Three years after passage Dodd-Frank is still generating controversy as evidenced by an article in this morning’s New York Times. The current contentiousness centers on the desire of the Commodity Futures Trading Commission (CFTC) to regulate certain overseas derivative activities of American-based banks, foreign institutions and hedge funds. According to the Times the regulations would require these entities to: “turn over information on foreign trades if they involve United States customers, or are guaranteed by a financial institution with American ties…” The target firms see these regulations as overly burdensome and unnecessary while Gary Gensler, the chairman of the CFTC sees them as important to a coherent scheme to protect investors. The article points out the timeframe for implementation is as soon as mid-July. Regardless how one feels about the merits of the case for or against the new rules, there is no arguing that compliance officers, risk managers and their technology colleagues and partners who have to make the changes necessitated by the regulators actions are under pressure to get things done on time.
Some firms are in a better position than others to effect these changes but in general the complexity of technology platforms at most large financial institutions presents many challenges to those looking to quickly comply with new regulatory initiatives. Given the environment we are in where there is a lack of consensus, to put it perhaps too mildly, over the scope and level of appropriate government involvement in the day-to-day business of financial services, it is reasonable to assume the regulatory environment will remain unsettled. That being the case, a good strategy for dealing with this situation might be to build more flexibility into systems that are highly sensitive to regulatory change. Yeah right, easy to say. No doubt it brings to mind one of the several expressions heard among software developers to cover similar suggestions. The one that comes to me is: you can’t change the tires on a bus while it is barreling down the highway. When are you going to have the luxury of building in the flexibility? But it’s not hopeless and there are tools out there that can be part of the solution.

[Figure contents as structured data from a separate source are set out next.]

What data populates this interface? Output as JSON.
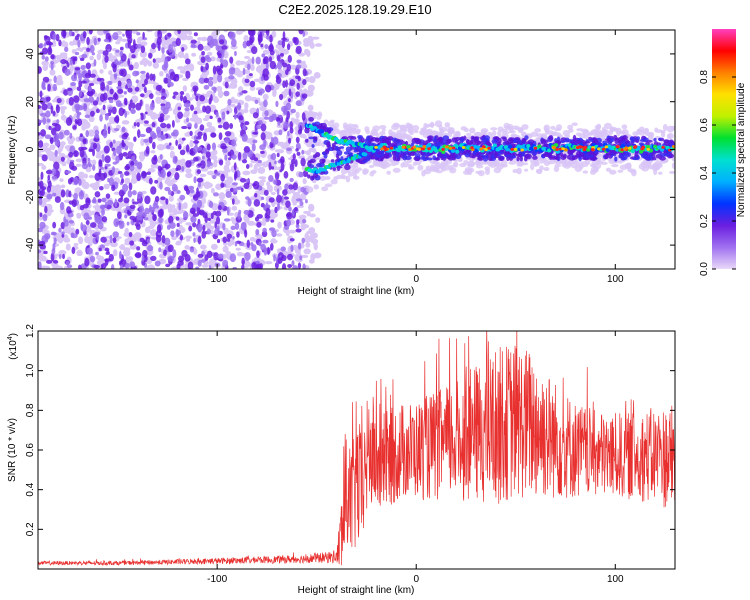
{
  "title": "C2E2.2025.128.19.29.E10",
  "colors": {
    "snr_line": "#e8302f",
    "spectrogram_noise": "#6a1fe0",
    "colorbar_stops": [
      "#e8d8f8",
      "#a070f0",
      "#6a1fe0",
      "#0033ff",
      "#00b0ff",
      "#00e0d0",
      "#00e030",
      "#c0f000",
      "#ffe000",
      "#ff8000",
      "#ff0000",
      "#ff40c0"
    ]
  },
  "chart_data": [
    {
      "type": "heatmap",
      "xlabel": "Height of straight line (km)",
      "ylabel": "Frequency (Hz)",
      "xlim": [
        -190,
        130
      ],
      "ylim": [
        -50,
        50
      ],
      "xticks": [
        -100,
        0,
        100
      ],
      "yticks": [
        -40,
        -20,
        0,
        20,
        40
      ],
      "noise_region_x": [
        -190,
        -55
      ],
      "signal_ridge": {
        "x": [
          -58,
          -50,
          -40,
          -30,
          -20,
          -10,
          0,
          20,
          40,
          60,
          80,
          100,
          130
        ],
        "y_upper": [
          12,
          8,
          4,
          2,
          1,
          1,
          1,
          1,
          1,
          1,
          1,
          1,
          1
        ],
        "y_lower": [
          -8,
          -9,
          -6,
          -3,
          0,
          0,
          0,
          0,
          0,
          0,
          0,
          0,
          0
        ]
      },
      "colorbar": {
        "label": "Normalized spectral amplitude",
        "range": [
          0,
          1
        ],
        "ticks": [
          0.0,
          0.2,
          0.4,
          0.6,
          0.8
        ]
      },
      "grid": false
    },
    {
      "type": "line",
      "xlabel": "Height of straight line (km)",
      "ylabel": "SNR (10 * v/v)",
      "yscale_note": "(x10",
      "yscale_exp": "4",
      "xlim": [
        -190,
        130
      ],
      "ylim": [
        0,
        1.2
      ],
      "xticks": [
        -100,
        0,
        100
      ],
      "yticks": [
        0.2,
        0.4,
        0.6,
        0.8,
        1.0,
        1.2
      ],
      "series": [
        {
          "x": [
            -190,
            -150,
            -100,
            -60,
            -40,
            -37,
            -35,
            -32,
            -30,
            -27,
            -25,
            -22,
            -20,
            -15,
            -10,
            -5,
            0,
            10,
            20,
            30,
            40,
            50,
            60,
            70,
            80,
            90,
            100,
            110,
            120,
            130
          ],
          "y_base": [
            0.03,
            0.03,
            0.04,
            0.05,
            0.06,
            0.2,
            0.38,
            0.32,
            0.45,
            0.38,
            0.55,
            0.6,
            0.52,
            0.55,
            0.58,
            0.6,
            0.6,
            0.62,
            0.65,
            0.68,
            0.72,
            0.75,
            0.72,
            0.65,
            0.6,
            0.58,
            0.57,
            0.57,
            0.57,
            0.56
          ],
          "y_amp": [
            0.01,
            0.01,
            0.015,
            0.02,
            0.03,
            0.25,
            0.3,
            0.3,
            0.35,
            0.3,
            0.3,
            0.3,
            0.25,
            0.25,
            0.25,
            0.25,
            0.25,
            0.28,
            0.3,
            0.35,
            0.4,
            0.4,
            0.38,
            0.3,
            0.25,
            0.22,
            0.22,
            0.22,
            0.25,
            0.28
          ]
        }
      ]
    }
  ]
}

Rules engines or business rules management systems are one such tool. Lombard Risk, IBM and others offer solutions aimed specifically at Dodd Frank. Another option that I am familiar with is Brown Brothers Harriman’s Infomediary product which, while not currently directed specifically at regulatory changes, nonetheless provides a certain level of flexibility regarding the trajectory of transactions flowing from investment managers to their custodians, for example. But the key point is that a one-off approach to this set of regulations may not be the most beneficial way to expend scarce technology resources. At some level the bus analogy has to be resisted to make the type of changes that will be most effective in the long run. A migration path that gets at least part of a rules-based, flexible solution in place while scrambling to meet the latest Dodd Frank directives needs to be part of the plan.